Романтическая манера раннего Горького, несомненно, была близка В. Г. Короленко, автору рассказа «Огоньки», хотя он и упрекал своего ученика за излишний романтизм. Но и Короленко пришел в растерянность, прочитав в сборнике издательства «Знание» поэму Горького «Человек», где пламенный романтизм сочетался с ледяной абстрактностью в изображении образа Человека. В этом космическом образе, лишенном «человеческих, слишком человеческих», говоря словами Ницше, черт, Короленко не нашел ничего «гуманного» и заподозрил Горького в высокомерии. И опять — ничем иным, кроме влияния Ницше, он объяснить это не смог.
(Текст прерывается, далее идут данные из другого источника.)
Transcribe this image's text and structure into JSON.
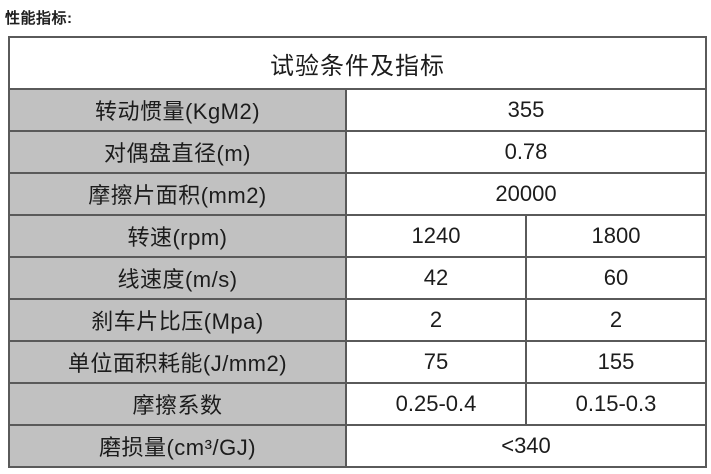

Можно догадаться, что под ницшеанством Горького понимали «неорганическую» сторону его ранних рассказов, в которой видели влияние «извне». Речь о ницшеанстве Горького заходила всякий раз, когда реальный образ писателя почему-то не вписывался в представления о народных источниках его творчества. В глазах литературных и общественных авторитетов Горький обязан был быть именно «самородком», а значит — «чистым листом», на котором можно написать и хорошее, и дурное. По мнению Льва Толстого, Короленко, Михайловского, Ницше оказал на него «дурное» влияние.
Разумеется, все это чрезвычайно раздражало Горького с его обостренным чувством внутренней независимости. На него набросилось слишком много «учителей». Притом это были серьезные «авторитеты». Все они чувствовали, какой мощный энергетический заряд несет эта неизвестно откуда «прорезавшаяся» провинциальная «комета», какое неслыханное волнение производят в публике его несовершенные сочинения. И все они, вольно или невольно, желали не только понять его феномен, но и «обкатать» его, подогнать под свои настроения — или «народнические» (Михайловский, Анненский), или «просветительские» (Короленко), или религиозные (Толстой).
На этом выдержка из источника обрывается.